Moonshots In Education: Launching Blended Learning in the Classroom by Esther Wojcicki and Lance Izumi

Part II – 15. An Overview of Digital Education in America by Lance Izumi

  • Digital learning gives students some control over time, place, path and/or pace. Teachers are still essential, but their roles change. Many students attend online schools full-time. So far five states require students to have digital-learning knowledge and skills and three other states recommend it. The federal government has a goal of providing all students with a comprehensive infrastructure for learning. The digital divide caused by the fact that about 30% of children lack a computer and Internet access at home is the biggest concern. While California emphasizes giving students and teachers the opportunity to experiment with technology, this is not common in US schools.

16. An Overview of Teacher Training in Digital Education in the US by Lance Izumi

  • The bottom line here is that credential programs are failing to prepare incoming teachers for the digital-education revolution. The National Education Technology Plan NETP) has a goal to connect teachers to the tools, resources, experts, and peers so they can be effective and provide them the necessary support. The NETP is also calling for an overhaul of teacher-preparation programs. Teachers need to become comfortable with chaos as students are engaged in different activities, analyze and use the information they find, support students learning different things, realize most of their time will be with individuals and small groups, understand the benefits of team teaching, and explore and select from a variety of online tools.
  • A typical approach for universities is to tack on a technology course that may or may not be required. The best some schools can do is hire adjuncts as they are unlikely to have any faculty member who has ever taught a blended learning course. Student teaching is also a problem as it is unlikely student teachers will be placed with master teachers who are skilled in the use of technology. One promising trend involves masters programs dedicated to instructional technology. Lance offers a number of examples along with course descriptions and standards. It’s time for leaders and policymakers to set a new course.

17. How Other Countries Are Training Teachers in Digital Education by Lance Izumi

  • Generally speaking teacher education is a confused mess worldwide. Many governments have documents with the right visions regarding technology integration, but such documents generally have little impact. Most students have richer experiences with the use of technology outside of school than in class. Teachers tend to be skilled with technology, but they are unable to apply it to their teaching. Several countries appear to be ahead of the pack. Lance gives some details about what is happening in South Korea, Hong Kong, Singapore, Finland, and the UK. These seem to places with top-down expectations have been put in place. These are things that individual states could do, but they would be difficult for the federal government to implement.
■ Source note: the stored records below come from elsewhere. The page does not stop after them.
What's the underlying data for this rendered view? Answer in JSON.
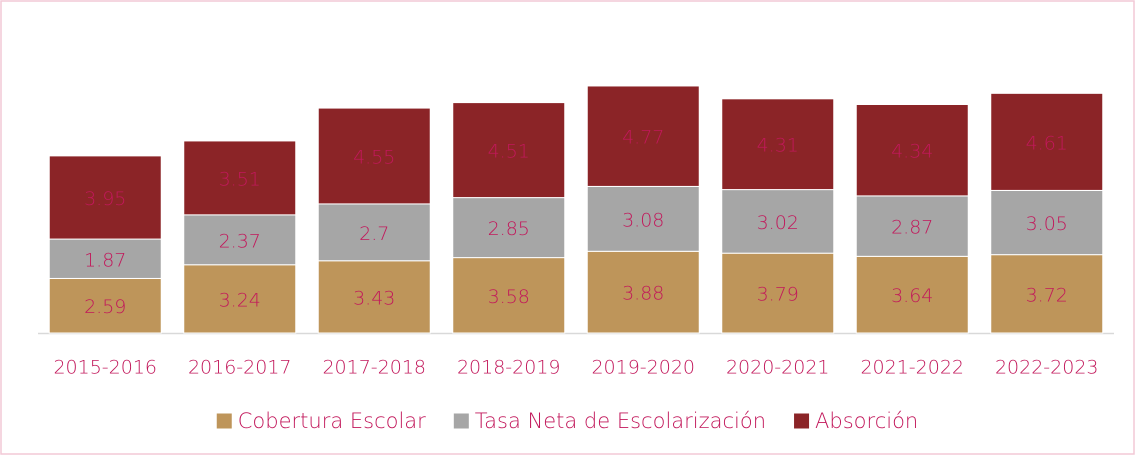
{
  "chart_data": {
    "type": "stacked_bar",
    "categories": [
      "2015-2016",
      "2016-2017",
      "2017-2018",
      "2018-2019",
      "2019-2020",
      "2020-2021",
      "2021-2022",
      "2022-2023"
    ],
    "series": [
      {
        "name": "Cobertura Escolar",
        "color": "#be955a",
        "values": [
          2.59,
          3.24,
          3.43,
          3.58,
          3.88,
          3.79,
          3.64,
          3.72
        ]
      },
      {
        "name": "Tasa Neta de Escolarización",
        "color": "#a6a6a6",
        "values": [
          1.87,
          2.37,
          2.7,
          2.85,
          3.08,
          3.02,
          2.87,
          3.05
        ]
      },
      {
        "name": "Absorción",
        "color": "#8b2427",
        "values": [
          3.95,
          3.51,
          4.55,
          4.51,
          4.77,
          4.31,
          4.34,
          4.61
        ]
      }
    ],
    "legend": "bottom"
  }
}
  • In spite of the barriers, the authors remain excited and optimistic that we can move educational practice into the 21st century. The status quo was developed to prepare students to work in factories rather than our current world that we cannot even conceptualize. We have the tools to teach kids how to think rather than how to follow directions. We need to move forward, which will require risks in order to make learning exciting and relevant for all students.

Esther Wojcicki and Lance Izumi

  • Esther has taught at Palo Alto High School since 1984, where she currently teaches journalism and English. There she began the journalism program which has grown to become one of the largest in America. She has worked as a professional journalist for multiple publications and blogs regularly for The Huffington Post. She has received many top awards and serves key positions in several high profile organizations. She has a B.A. in English and Political Science from University of California, Berkeley as well as a graduate degree from the Graduate School of Journalism at Berkeley. She has an advanced degree in French and French History from the Sorbonne, and both a Secondary School Administrative Credential and an M.A. in Educational Technology from San Jose State University.[
  • Lance is a Senior Fellow and Senior Director of Education Studies at the Pacific Research Institute for Public Policy. He is the author and co-author of several critically acclaimed books and the author of numerous major Pacific Research Institute studies. He holds a Juris doctorate from the University of Southern California School of Law, a master of arts degree in political science from the University of California, Davis, and a bachelor of arts degree in economics and history from the University of California, Los Angeles.